I would like to prove the following for the motion of an object on a space curve.
"The intrinsic acceleration of the object is equal to the dot product of the velocity and acceleration vectors, divided by the speed."
This is probably pretty easy, but I'm just not seeing it. Also, I would like to rewrite the formula using math symbolic notation, but I don't know the math code I would need to use. Can you direct me?
I will update the question when I figure this out. Thank you.
Suppose the curve in question is $\gamma(t)$, i.e., $\gamma$ maps some open interval $I \subset \Bbb R$ into $\Bbb R^n$, $n$ a postive integer.

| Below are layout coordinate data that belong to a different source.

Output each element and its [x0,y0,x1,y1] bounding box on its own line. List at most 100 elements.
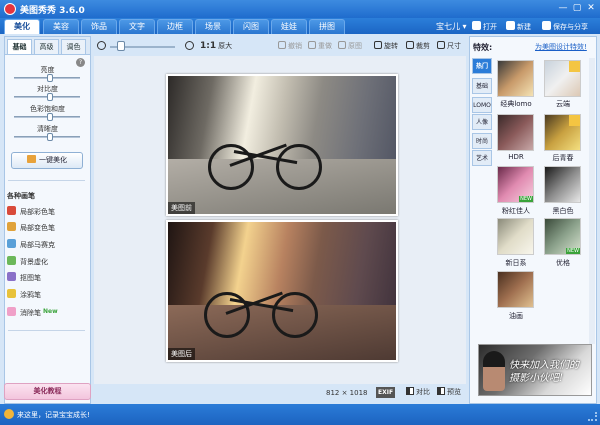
original-image-button[interactable]: 原图 [338,41,362,51]
category-lomo[interactable]: LOMO [472,97,492,113]
tab-collage[interactable]: 拼图 [309,19,345,34]
save-share-button[interactable]: 保存与分享 [542,21,588,32]
design-effects-link[interactable]: 为美图设计特效! [535,42,587,52]
effects-scrollbar[interactable] [589,58,595,344]
one-click-beautify-button[interactable]: 一键美化 [11,152,83,169]
tab-beautify[interactable]: 美化 [4,19,40,34]
subtab-bar: 基础 高级 调色 [5,37,90,55]
resize-grip[interactable] [588,412,597,421]
category-portrait[interactable]: 人像 [472,114,492,130]
actual-size-button[interactable]: 1:1 原大 [200,41,232,51]
redo-button[interactable]: 重做 [308,41,332,51]
tab-flash[interactable]: 闪图 [233,19,269,34]
maximize-icon[interactable]: ▢ [570,3,584,14]
close-icon[interactable]: ✕ [584,3,598,14]
redo-icon [308,41,316,49]
color-brush-icon [7,206,16,215]
sharpness-slider[interactable] [14,133,80,141]
category-art[interactable]: 艺术 [472,150,492,166]
tab-frame[interactable]: 边框 [157,19,193,34]
status-message[interactable]: 来这里，记录宝宝成长! [17,410,90,420]
compare-button[interactable]: 对比 [406,387,430,398]
brush-mosaic[interactable]: 局部马赛克 [7,239,55,251]
exif-button[interactable]: EXIF [376,387,396,398]
saturation-slider[interactable] [14,113,80,121]
undo-button[interactable]: 撤销 [278,41,302,51]
effect-label: HDR [508,153,524,161]
brush-heading: 各种画笔 [7,192,35,200]
saturation-slider-knob[interactable] [47,113,53,121]
user-menu[interactable]: 宝七儿 ▾ [436,21,467,32]
minimize-icon[interactable]: — [556,3,570,14]
effect-label: 油画 [509,312,523,320]
effect-thumbnail[interactable] [497,271,534,308]
pencil-icon [7,289,16,298]
subtab-advanced[interactable]: 高级 [34,39,59,54]
rotate-button[interactable]: 旋转 [374,41,398,51]
promo-banner[interactable]: 快来加入我们的 摄影小伙吧! [478,344,592,396]
effect-thumbnail[interactable] [544,166,581,203]
effect-thumbnail[interactable] [544,114,581,151]
effect-thumbnail[interactable] [497,114,534,151]
new-badge: NEW [519,196,533,202]
after-photo[interactable]: 美图后 [166,220,398,362]
subtab-color[interactable]: 调色 [61,39,86,54]
category-basic[interactable]: 基础 [472,78,492,94]
crop-button[interactable]: 裁剪 [406,41,430,51]
new-button[interactable]: 新建 [506,21,531,32]
beautify-tutorial-button[interactable]: 美化教程 [4,383,91,400]
brightness-slider[interactable] [14,74,80,82]
effect-thumbnail[interactable] [497,218,534,255]
brush-local-recolor[interactable]: 局部变色笔 [7,222,55,234]
tab-makeup[interactable]: 美容 [43,19,79,34]
plus-icon [506,21,515,30]
bicycle-wheel [272,292,318,338]
preview-button[interactable]: 预览 [437,387,461,398]
effect-thumbnail[interactable]: NEW [497,166,534,203]
banner-portrait [483,351,505,391]
crown-badge-icon [569,61,580,72]
effect-label: 优格 [556,259,570,267]
tab-text[interactable]: 文字 [119,19,155,34]
contrast-slider-knob[interactable] [47,93,53,101]
brightness-slider-knob[interactable] [47,74,53,82]
brush-cutout[interactable]: 抠图笔 [7,272,41,284]
banner-text: 快来加入我们的 摄影小伙吧! [509,360,579,384]
before-photo[interactable]: 美图前 [166,74,398,216]
sharpness-slider-knob[interactable] [47,133,53,141]
effect-label: 新日系 [505,259,527,267]
effect-label: 黑白色 [552,207,574,215]
brush-background-blur[interactable]: 背景虚化 [7,256,48,268]
effect-thumbnail[interactable]: NEW [544,218,581,255]
resize-button[interactable]: 尺寸 [437,41,461,51]
effect-label: 粉红佳人 [502,207,530,215]
crown-badge-icon [569,115,580,126]
baby-icon [4,409,14,419]
zoom-slider-knob[interactable] [116,41,125,51]
image-dimensions: 812 × 1018 [326,389,368,397]
app-logo-icon [4,3,16,15]
effect-thumbnail[interactable] [544,60,581,97]
tab-scene[interactable]: 场景 [195,19,231,34]
status-bar: 来这里，记录宝宝成长! [0,404,600,425]
zoom-in-icon[interactable] [185,41,194,50]
open-button[interactable]: 打开 [472,21,497,32]
zoom-out-icon[interactable] [97,41,106,50]
effect-label: 经典lomo [500,100,532,108]
effect-thumbnail[interactable] [497,60,534,97]
brush-local-color[interactable]: 局部彩色笔 [7,206,55,218]
tab-accessories[interactable]: 饰品 [81,19,117,34]
brush-doodle[interactable]: 涂鸦笔 [7,289,41,301]
undo-icon [278,41,286,49]
main-tab-bar: 美化 美容 饰品 文字 边框 场景 闪图 娃娃 拼图 宝七儿 ▾ 打开 新建 保… [0,18,600,34]
magic-icon [27,155,36,163]
tab-doll[interactable]: 娃娃 [271,19,307,34]
contrast-slider[interactable] [14,93,80,101]
category-fashion[interactable]: 时尚 [472,133,492,149]
eraser-icon [7,307,16,316]
subtab-basic[interactable]: 基础 [7,39,32,54]
category-hot[interactable]: 热门 [472,58,492,74]
crop-icon [406,41,414,49]
new-badge: NEW [566,248,580,254]
brush-eraser[interactable]: 消除笔 New [7,306,58,318]
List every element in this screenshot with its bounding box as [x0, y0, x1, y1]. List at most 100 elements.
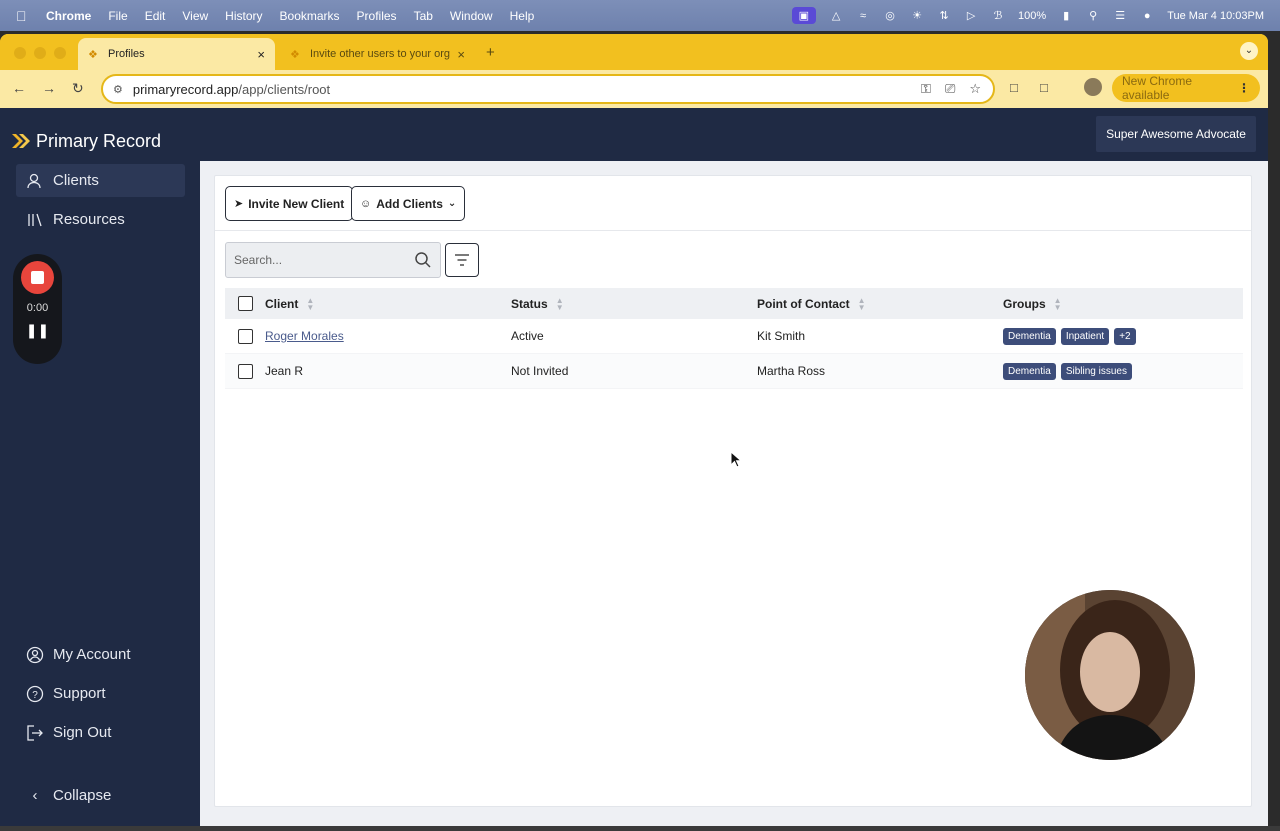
group-tag[interactable]: Inpatient: [1060, 327, 1110, 345]
control-center-icon[interactable]: ☰: [1113, 9, 1127, 23]
sidebar-item-label: Sign Out: [53, 724, 112, 741]
user-menu-button[interactable]: Super Awesome Advocate: [1096, 116, 1256, 152]
search-input[interactable]: Search...: [225, 242, 441, 278]
menu-tab[interactable]: Tab: [414, 9, 433, 23]
brand[interactable]: Primary Record: [10, 130, 161, 152]
sidebar-item-clients[interactable]: Clients: [16, 164, 185, 197]
tab-invite-users[interactable]: ❖ Invite other users to your org ×: [280, 38, 475, 70]
column-point-of-contact[interactable]: Point of Contact ▲ ▼: [757, 296, 1003, 311]
sidebar-item-sign-out[interactable]: Sign Out: [16, 716, 185, 749]
search-icon[interactable]: [414, 251, 432, 269]
webcam-video-bubble[interactable]: [1025, 590, 1195, 760]
more-menu-icon[interactable]: ⋮: [1238, 81, 1250, 95]
macos-menu-bar:  Chrome File Edit View History Bookmark…: [0, 0, 1280, 31]
sort-icon[interactable]: ▲ ▼: [556, 296, 564, 311]
spotlight-icon[interactable]: ⚲: [1086, 9, 1100, 23]
apple-menu-icon[interactable]: : [16, 8, 32, 24]
filter-button[interactable]: [445, 243, 479, 277]
site-info-icon[interactable]: ⚙: [113, 83, 123, 96]
screen-record-icon[interactable]: ▣: [791, 7, 817, 24]
wifi-icon[interactable]: ≈: [856, 9, 870, 23]
collapse-sidebar-button[interactable]: ‹ Collapse: [16, 779, 185, 812]
screen-recorder-widget: 0:00 ❚❚: [13, 254, 62, 364]
install-app-icon[interactable]: ⎚: [945, 81, 955, 97]
sidebar-item-label: Clients: [53, 172, 99, 189]
reload-icon[interactable]: ↻: [72, 80, 84, 97]
profile-avatar[interactable]: [1084, 78, 1102, 96]
column-groups[interactable]: Groups ▲ ▼: [1003, 296, 1243, 311]
row-checkbox[interactable]: [237, 363, 253, 379]
column-label: Groups: [1003, 296, 1046, 311]
group-tag[interactable]: Sibling issues: [1060, 362, 1132, 380]
password-key-icon[interactable]: ⚿: [921, 81, 931, 97]
menu-view[interactable]: View: [182, 9, 208, 23]
new-tab-icon[interactable]: +: [486, 44, 495, 61]
invite-label: Invite New Client: [248, 196, 345, 211]
invite-new-client-button[interactable]: ➤ Invite New Client: [225, 186, 354, 221]
column-label: Status: [511, 296, 548, 311]
url-text[interactable]: primaryrecord.app/app/clients/root: [133, 82, 330, 97]
account-icon: [26, 646, 44, 664]
bluetooth-icon[interactable]: ℬ: [991, 9, 1005, 23]
address-bar[interactable]: ⚙ primaryrecord.app/app/clients/root ⚿ ⎚…: [101, 74, 995, 104]
sort-icon[interactable]: ▲ ▼: [1054, 296, 1062, 311]
more-groups-tag[interactable]: +2: [1114, 327, 1136, 345]
column-status[interactable]: Status ▲ ▼: [511, 296, 757, 311]
sidebar-item-my-account[interactable]: My Account: [16, 638, 185, 671]
extensions-puzzle-icon[interactable]: □: [1040, 80, 1048, 95]
forward-icon[interactable]: →: [42, 80, 56, 96]
add-clients-button[interactable]: ☺ Add Clients ⌄: [351, 186, 466, 221]
bookmark-star-icon[interactable]: ☆: [969, 81, 981, 97]
tab-search-icon[interactable]: ⌄: [1240, 42, 1258, 60]
menu-clock[interactable]: Tue Mar 4 10:03PM: [1167, 10, 1264, 22]
row-checkbox[interactable]: [237, 328, 253, 344]
menu-file[interactable]: File: [108, 9, 127, 23]
clients-table: Client ▲ ▼ Status ▲ ▼ Point of Contact ▲ ▼ Gro…: [225, 288, 1243, 389]
stop-recording-button[interactable]: [21, 261, 54, 294]
sidebar-item-support[interactable]: ? Support: [16, 677, 185, 710]
siri-icon[interactable]: ●: [1140, 9, 1154, 23]
menu-bookmarks[interactable]: Bookmarks: [280, 9, 340, 23]
url-host: primaryrecord.app: [132, 81, 239, 97]
close-window-icon[interactable]: [14, 47, 26, 59]
group-tag[interactable]: Dementia: [1003, 362, 1056, 380]
row-checkbox-cell: [225, 328, 265, 344]
airdrop-icon[interactable]: ◎: [883, 9, 897, 23]
menu-help[interactable]: Help: [510, 9, 535, 23]
pause-icon[interactable]: ❚❚: [13, 322, 62, 339]
favicon-icon: ❖: [88, 49, 98, 61]
notion-extension-icon[interactable]: □: [1010, 80, 1018, 95]
back-icon[interactable]: ←: [12, 80, 26, 96]
menu-window[interactable]: Window: [450, 9, 493, 23]
groups-cell: Dementia Sibling issues: [1003, 362, 1243, 380]
recording-time: 0:00: [26, 302, 49, 314]
vpn-icon[interactable]: ⇅: [937, 9, 951, 23]
menu-history[interactable]: History: [225, 9, 262, 23]
zoom-window-icon[interactable]: [54, 47, 66, 59]
play-icon[interactable]: ▷: [964, 9, 978, 23]
contact-cell: Kit Smith: [757, 329, 806, 343]
column-client[interactable]: Client ▲ ▼: [265, 296, 511, 311]
client-name-link[interactable]: Roger Morales: [265, 329, 344, 343]
menu-profiles[interactable]: Profiles: [357, 9, 397, 23]
tab-profiles[interactable]: ❖ Profiles ×: [78, 38, 275, 70]
sort-icon[interactable]: ▲ ▼: [306, 296, 314, 311]
tab-close-icon[interactable]: ×: [457, 47, 465, 62]
mouse-cursor-icon: [730, 451, 743, 468]
tab-close-icon[interactable]: ×: [257, 47, 265, 62]
brightness-icon[interactable]: ☀: [910, 9, 924, 23]
drive-icon[interactable]: △: [829, 9, 843, 23]
menu-app-name[interactable]: Chrome: [46, 9, 91, 23]
card-header: ➤ Invite New Client ☺ Add Clients ⌄: [215, 176, 1251, 231]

Note we are addressing the possibility that $n > 3$, since the essential ideas are the same for all positive $n$. With $\gamma: I \to \Bbb R^n$ at least twice differentiable ($\gamma \in C^m(I, \Bbb R^n)$ with $ m \ge 2$), we have the tangent vector $\dot \gamma(t)$ to $\gamma(t)$, in terms of which the speed $\dot s$, that is, the instantaneous rate of distance along the curve traversed per unit time, is given by
$\dot s(t) = \dfrac{ds(t)}{dt} = (\dot \gamma \cdot \dot \gamma)^{1/2}; \tag 1$
then the acceleration along $\gamma(t)$, in the sense of the rate of change of $\dot s(t)$, is
$\ddot s(t) = \dfrac{d}{dt}(\dot \gamma \cdot \dot \gamma)^{1/2} = \dfrac{1}{2}(\dot \gamma \cdot \dot \gamma)^{-1/2}\dfrac{d}{dt}(\dot \gamma \cdot \dot \gamma) = \dfrac{1}{2}(\dot \gamma \cdot \dot \gamma)^{-1/2}(2(\ddot \gamma \cdot \dot \gamma)) = (\dot \gamma \cdot \dot \gamma)^{-1/2}(\ddot \gamma \cdot \dot \gamma), \tag 2$
which is exactly the formula described in the text of the question.